According to the Centers for Disease Control and Prevention (CDC), cancer remains the second leading cause of death in the United States, right behind heart disease. Moreover, the American Cancer Society reports that lung cancer is the leading cause of cancer deaths in the United States for both men and women, according to 2013 information.
And, while my goal is not to overwhelm readers with statistics, the American Cancer Society also reports that, in the United States, tobacco use is responsible for nearly one in five deaths—the equivalent to about 443,000 early deaths each year.
Armed with this information, why is it then that people continue to smoke or expose their loved ones to second hand tobacco smoke? Simply put, cigarettes and other tobacco products are addictive. My mother had so much to live for, but she simply could not stop smoking. It’s just not that easy to quit smoking once you start. However, did you know that lung cancer is one of the most preventable forms of cancer?

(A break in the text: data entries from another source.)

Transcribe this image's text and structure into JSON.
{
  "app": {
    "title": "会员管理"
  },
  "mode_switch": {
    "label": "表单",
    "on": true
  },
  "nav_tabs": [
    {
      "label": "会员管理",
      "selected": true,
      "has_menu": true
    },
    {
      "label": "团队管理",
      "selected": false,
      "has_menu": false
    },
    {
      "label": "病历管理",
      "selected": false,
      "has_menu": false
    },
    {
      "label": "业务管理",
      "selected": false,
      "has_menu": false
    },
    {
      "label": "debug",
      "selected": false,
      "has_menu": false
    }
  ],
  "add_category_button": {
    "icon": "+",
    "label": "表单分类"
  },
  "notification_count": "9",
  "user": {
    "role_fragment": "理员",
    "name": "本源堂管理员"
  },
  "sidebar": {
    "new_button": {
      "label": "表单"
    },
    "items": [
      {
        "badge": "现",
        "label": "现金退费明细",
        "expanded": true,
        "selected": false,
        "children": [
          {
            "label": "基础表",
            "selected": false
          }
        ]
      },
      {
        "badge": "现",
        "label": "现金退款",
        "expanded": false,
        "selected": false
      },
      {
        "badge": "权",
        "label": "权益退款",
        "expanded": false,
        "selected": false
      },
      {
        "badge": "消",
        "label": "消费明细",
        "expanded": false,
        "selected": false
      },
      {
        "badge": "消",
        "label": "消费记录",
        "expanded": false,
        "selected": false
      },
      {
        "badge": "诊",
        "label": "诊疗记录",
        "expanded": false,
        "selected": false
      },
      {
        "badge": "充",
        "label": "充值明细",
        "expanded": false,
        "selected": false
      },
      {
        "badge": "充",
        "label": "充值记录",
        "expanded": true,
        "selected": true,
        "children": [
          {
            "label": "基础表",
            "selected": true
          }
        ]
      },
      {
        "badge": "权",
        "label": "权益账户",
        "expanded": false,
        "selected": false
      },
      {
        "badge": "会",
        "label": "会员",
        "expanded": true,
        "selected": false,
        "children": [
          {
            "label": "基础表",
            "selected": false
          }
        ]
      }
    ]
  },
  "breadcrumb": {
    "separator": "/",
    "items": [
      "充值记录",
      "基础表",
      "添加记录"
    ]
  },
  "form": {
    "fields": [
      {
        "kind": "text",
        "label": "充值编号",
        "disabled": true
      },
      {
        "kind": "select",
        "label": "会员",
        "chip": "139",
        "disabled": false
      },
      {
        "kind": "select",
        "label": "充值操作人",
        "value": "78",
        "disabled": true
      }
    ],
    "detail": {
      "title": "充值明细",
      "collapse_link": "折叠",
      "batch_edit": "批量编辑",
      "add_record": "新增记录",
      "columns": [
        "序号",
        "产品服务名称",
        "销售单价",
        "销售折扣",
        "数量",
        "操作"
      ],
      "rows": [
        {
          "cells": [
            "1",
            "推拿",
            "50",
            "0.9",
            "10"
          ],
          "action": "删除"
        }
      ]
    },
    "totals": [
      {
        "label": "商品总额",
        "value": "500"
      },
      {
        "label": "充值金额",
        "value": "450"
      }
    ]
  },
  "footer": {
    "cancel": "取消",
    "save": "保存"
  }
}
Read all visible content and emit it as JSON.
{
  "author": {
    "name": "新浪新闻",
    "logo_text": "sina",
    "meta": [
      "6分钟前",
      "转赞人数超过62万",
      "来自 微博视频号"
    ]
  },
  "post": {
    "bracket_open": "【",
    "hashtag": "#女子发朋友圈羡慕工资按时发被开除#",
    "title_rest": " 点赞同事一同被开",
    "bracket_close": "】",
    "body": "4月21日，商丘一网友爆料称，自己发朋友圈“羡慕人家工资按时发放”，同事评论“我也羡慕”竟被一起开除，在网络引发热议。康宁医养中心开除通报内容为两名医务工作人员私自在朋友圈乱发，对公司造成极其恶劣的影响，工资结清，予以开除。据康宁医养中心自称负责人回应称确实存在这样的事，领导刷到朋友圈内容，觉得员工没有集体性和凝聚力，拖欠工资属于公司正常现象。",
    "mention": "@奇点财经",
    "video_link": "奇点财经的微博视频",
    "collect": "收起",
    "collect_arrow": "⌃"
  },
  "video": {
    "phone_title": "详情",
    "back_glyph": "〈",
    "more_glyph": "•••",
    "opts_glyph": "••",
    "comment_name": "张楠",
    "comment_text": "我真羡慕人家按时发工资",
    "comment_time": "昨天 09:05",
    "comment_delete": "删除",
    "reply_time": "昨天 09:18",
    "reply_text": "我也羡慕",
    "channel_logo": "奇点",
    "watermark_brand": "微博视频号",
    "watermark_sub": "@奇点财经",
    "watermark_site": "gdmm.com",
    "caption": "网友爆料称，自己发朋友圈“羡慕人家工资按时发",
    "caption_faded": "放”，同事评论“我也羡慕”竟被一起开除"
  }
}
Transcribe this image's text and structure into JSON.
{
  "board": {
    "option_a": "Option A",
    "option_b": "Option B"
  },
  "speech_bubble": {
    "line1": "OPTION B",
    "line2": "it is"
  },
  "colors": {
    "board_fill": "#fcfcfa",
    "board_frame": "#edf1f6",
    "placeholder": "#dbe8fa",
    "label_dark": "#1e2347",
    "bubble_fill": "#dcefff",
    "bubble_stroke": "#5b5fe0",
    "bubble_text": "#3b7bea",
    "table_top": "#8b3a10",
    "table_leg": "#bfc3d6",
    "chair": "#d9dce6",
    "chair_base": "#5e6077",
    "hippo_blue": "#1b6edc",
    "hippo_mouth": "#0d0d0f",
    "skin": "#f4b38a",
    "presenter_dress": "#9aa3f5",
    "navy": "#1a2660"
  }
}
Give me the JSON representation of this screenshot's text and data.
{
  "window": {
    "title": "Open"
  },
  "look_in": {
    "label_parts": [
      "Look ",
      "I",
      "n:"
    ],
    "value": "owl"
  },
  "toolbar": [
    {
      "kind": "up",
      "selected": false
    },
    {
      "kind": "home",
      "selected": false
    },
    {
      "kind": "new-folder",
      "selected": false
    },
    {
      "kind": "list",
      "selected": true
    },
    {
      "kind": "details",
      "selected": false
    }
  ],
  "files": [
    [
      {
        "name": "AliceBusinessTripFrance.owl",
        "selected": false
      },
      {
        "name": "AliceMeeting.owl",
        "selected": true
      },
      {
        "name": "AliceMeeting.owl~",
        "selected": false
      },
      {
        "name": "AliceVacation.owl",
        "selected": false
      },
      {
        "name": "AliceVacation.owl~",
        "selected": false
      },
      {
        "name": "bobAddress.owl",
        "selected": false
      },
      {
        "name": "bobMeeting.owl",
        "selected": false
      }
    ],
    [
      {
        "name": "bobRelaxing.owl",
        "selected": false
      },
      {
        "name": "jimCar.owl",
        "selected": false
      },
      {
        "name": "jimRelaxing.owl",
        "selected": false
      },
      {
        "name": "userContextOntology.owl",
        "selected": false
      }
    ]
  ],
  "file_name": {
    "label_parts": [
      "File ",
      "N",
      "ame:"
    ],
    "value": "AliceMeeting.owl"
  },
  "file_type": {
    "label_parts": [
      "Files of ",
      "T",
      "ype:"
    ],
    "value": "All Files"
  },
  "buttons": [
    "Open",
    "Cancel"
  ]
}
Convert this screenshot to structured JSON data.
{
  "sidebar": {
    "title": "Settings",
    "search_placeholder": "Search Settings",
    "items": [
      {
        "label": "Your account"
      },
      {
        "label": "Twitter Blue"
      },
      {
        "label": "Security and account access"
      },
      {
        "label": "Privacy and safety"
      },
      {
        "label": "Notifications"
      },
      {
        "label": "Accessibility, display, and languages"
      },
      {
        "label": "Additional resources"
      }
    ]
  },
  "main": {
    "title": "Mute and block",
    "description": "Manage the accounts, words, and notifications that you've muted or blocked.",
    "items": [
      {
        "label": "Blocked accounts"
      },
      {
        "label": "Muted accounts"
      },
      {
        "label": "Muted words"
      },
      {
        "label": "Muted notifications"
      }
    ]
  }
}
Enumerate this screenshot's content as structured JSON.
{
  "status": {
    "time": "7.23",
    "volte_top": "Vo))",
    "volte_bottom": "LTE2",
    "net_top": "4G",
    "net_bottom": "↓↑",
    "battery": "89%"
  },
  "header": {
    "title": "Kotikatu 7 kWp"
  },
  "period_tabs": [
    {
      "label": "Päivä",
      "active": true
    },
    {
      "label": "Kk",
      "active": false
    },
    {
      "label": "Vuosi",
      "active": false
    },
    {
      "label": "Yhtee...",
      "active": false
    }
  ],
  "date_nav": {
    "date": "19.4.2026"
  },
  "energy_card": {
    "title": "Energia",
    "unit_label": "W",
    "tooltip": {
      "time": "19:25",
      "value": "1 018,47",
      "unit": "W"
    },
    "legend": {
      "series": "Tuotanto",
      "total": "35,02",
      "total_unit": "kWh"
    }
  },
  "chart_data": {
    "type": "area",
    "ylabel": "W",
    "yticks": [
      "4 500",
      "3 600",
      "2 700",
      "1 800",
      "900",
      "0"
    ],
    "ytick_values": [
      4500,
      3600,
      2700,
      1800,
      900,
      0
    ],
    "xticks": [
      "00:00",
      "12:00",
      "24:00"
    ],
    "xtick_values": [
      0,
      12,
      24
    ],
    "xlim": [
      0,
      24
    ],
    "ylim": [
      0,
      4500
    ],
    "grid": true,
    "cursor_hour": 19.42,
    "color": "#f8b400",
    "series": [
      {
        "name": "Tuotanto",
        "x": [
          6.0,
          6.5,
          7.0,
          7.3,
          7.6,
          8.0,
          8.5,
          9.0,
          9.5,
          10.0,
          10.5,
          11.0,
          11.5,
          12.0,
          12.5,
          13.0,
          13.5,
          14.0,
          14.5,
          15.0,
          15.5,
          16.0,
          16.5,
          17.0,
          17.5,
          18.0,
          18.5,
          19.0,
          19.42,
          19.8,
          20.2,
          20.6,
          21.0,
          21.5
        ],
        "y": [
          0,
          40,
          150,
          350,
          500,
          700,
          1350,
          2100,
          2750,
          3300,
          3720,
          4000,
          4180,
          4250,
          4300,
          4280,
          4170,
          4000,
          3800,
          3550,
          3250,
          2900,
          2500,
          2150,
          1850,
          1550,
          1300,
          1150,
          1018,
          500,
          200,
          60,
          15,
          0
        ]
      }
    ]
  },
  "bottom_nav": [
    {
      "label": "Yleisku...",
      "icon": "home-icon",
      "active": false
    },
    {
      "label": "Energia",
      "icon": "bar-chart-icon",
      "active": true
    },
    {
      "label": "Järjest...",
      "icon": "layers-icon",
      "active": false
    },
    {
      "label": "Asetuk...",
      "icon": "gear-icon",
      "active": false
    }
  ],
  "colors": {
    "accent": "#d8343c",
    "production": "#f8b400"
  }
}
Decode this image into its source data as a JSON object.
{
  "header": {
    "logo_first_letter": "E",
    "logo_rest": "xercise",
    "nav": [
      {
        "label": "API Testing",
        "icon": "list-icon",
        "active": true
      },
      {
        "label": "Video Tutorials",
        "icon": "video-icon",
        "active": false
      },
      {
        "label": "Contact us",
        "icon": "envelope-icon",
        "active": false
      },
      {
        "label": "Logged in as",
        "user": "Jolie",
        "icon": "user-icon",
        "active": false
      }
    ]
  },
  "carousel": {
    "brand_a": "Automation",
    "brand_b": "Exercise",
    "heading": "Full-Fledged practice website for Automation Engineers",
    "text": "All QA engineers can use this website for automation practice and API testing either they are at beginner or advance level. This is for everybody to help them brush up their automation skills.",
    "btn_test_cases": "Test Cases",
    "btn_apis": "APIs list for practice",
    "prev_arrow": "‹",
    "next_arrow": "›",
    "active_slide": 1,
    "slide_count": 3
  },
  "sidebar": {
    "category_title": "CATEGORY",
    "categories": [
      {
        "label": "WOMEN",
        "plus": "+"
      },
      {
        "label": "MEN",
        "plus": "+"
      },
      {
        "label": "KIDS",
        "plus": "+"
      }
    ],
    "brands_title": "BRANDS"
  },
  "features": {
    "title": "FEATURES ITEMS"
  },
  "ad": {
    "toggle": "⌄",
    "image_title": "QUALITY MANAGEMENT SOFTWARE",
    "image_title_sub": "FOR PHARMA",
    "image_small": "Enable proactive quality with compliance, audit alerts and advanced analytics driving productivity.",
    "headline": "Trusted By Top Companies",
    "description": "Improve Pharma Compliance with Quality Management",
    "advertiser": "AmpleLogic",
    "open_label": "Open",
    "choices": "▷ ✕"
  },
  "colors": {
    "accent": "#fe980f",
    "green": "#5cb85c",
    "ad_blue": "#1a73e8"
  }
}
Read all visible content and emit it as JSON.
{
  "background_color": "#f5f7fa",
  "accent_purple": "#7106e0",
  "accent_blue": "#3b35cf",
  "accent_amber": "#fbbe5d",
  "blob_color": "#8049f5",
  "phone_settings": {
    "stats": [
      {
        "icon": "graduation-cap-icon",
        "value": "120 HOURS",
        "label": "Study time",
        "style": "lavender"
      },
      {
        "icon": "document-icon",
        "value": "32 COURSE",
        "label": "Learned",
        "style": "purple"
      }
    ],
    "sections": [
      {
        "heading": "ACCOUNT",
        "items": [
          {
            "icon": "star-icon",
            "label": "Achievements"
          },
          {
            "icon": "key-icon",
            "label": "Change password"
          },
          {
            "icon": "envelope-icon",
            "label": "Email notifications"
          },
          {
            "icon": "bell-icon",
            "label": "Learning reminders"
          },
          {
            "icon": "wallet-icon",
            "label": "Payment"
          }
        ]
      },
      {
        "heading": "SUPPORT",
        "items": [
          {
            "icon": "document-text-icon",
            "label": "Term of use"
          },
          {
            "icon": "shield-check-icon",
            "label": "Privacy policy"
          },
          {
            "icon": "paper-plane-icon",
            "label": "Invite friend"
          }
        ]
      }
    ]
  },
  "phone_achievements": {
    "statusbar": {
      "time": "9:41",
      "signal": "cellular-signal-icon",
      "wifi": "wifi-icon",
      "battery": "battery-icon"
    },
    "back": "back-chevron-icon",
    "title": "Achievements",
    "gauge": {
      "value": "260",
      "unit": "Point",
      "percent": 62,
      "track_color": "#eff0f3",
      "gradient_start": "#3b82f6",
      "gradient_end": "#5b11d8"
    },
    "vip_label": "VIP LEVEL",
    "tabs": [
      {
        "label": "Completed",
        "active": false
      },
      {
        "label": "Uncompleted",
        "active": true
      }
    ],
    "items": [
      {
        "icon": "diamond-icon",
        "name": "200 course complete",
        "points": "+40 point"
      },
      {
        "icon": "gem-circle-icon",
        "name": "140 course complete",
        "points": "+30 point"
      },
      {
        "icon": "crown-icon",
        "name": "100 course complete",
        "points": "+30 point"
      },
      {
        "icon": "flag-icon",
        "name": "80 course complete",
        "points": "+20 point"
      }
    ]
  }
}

I believe that the tobacco warnings on cigarettes are just not clear enough and more needs to be done. One of my favorite Maya Angelou quotes is “when we know better, we do better!” Now that you are armed with this information, please join with the Wisconsin African American Tobacco Prevention Network (WAATPN) in spreading the word that tobacco products kill, as we put the squeeze on the tobacco industry to more aggressively and adequately fund tobacco education and cessation programs. We want a healthier community and, this is one health disparity where we can quickly and positively change the outcomes. Let’s do better!